And Ah Kim, obeying and painting, saw that what he had painted were three picture-signs—the picture-signs of a hand, an ear, and a woman.
“Name them,” said his mother; and he named them.
“It is true,” said she. “It is a great tale. It is the stuff of the painted pictures of marriage. Such marriage was in the beginning; such shall it always be in my house. The hand of the man takes the woman’s ear, and by it leads her away to his house, where she is to be obedient to him and to his mother. I was taken by the ear, so, by your long honourably dead father. I have looked at your hand. It is not like his hand. Also have I looked at the ear of Li Faa. Never will you lead her by the ear. She has not that kind of an ear. I shall live a long time yet, and I will be mistress in my son’s house, after our ancient way, until I die.”
“But she is my revered ancestress,” Ah Kim explained to Li Faa.
He was timidly unhappy; for Li Faa, having ascertained that Mrs.
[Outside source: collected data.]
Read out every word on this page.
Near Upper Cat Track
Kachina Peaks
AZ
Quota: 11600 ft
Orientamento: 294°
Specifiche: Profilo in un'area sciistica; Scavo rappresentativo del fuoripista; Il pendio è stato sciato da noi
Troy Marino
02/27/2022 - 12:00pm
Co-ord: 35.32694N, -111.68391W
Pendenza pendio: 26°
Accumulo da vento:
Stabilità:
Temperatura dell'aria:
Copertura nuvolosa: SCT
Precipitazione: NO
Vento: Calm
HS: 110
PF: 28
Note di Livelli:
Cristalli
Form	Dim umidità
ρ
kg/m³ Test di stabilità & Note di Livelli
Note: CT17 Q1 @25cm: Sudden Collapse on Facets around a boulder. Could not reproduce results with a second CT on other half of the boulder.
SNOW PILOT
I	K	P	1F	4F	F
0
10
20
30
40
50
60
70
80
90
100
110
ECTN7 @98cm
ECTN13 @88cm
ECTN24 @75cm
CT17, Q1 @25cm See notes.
Tai Fu was at the temple of the Chinese Æsculapius making a food offering of dried duck and prayers for her declining health, had taken advantage of the opportunity to call upon him in his store.
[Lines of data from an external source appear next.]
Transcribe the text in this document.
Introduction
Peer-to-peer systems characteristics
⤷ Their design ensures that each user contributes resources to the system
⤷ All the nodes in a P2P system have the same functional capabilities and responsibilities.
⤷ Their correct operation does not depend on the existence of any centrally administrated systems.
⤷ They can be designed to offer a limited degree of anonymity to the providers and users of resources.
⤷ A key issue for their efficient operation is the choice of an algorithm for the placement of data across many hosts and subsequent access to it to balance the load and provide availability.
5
Li Faa pursed her insolent, unpainted lips into the form of a half-opened rosebud, and replied:
“That will do for China. I do not know China. This is Hawaii, and in Hawaii the customs of all foreigners change.”
“She is nevertheless my ancestress,” Ah Kim protested, “the mother who gave me birth, whether I am in China or Hawaii, O Silvery Moon Blossom that I want for wife.”
“I have had two husbands,” Li Faa stated placidly. “One was a paké, one was a Portuguese. I learned much from both. Also am I educated. I have been to High School, and I have played the piano in public. And I learned from my two husbands much. The paké makes the best husband. Never again will I marry anything but a paké. But he must not take me by the ear—”
“How do you know of that?” he broke in suspiciously.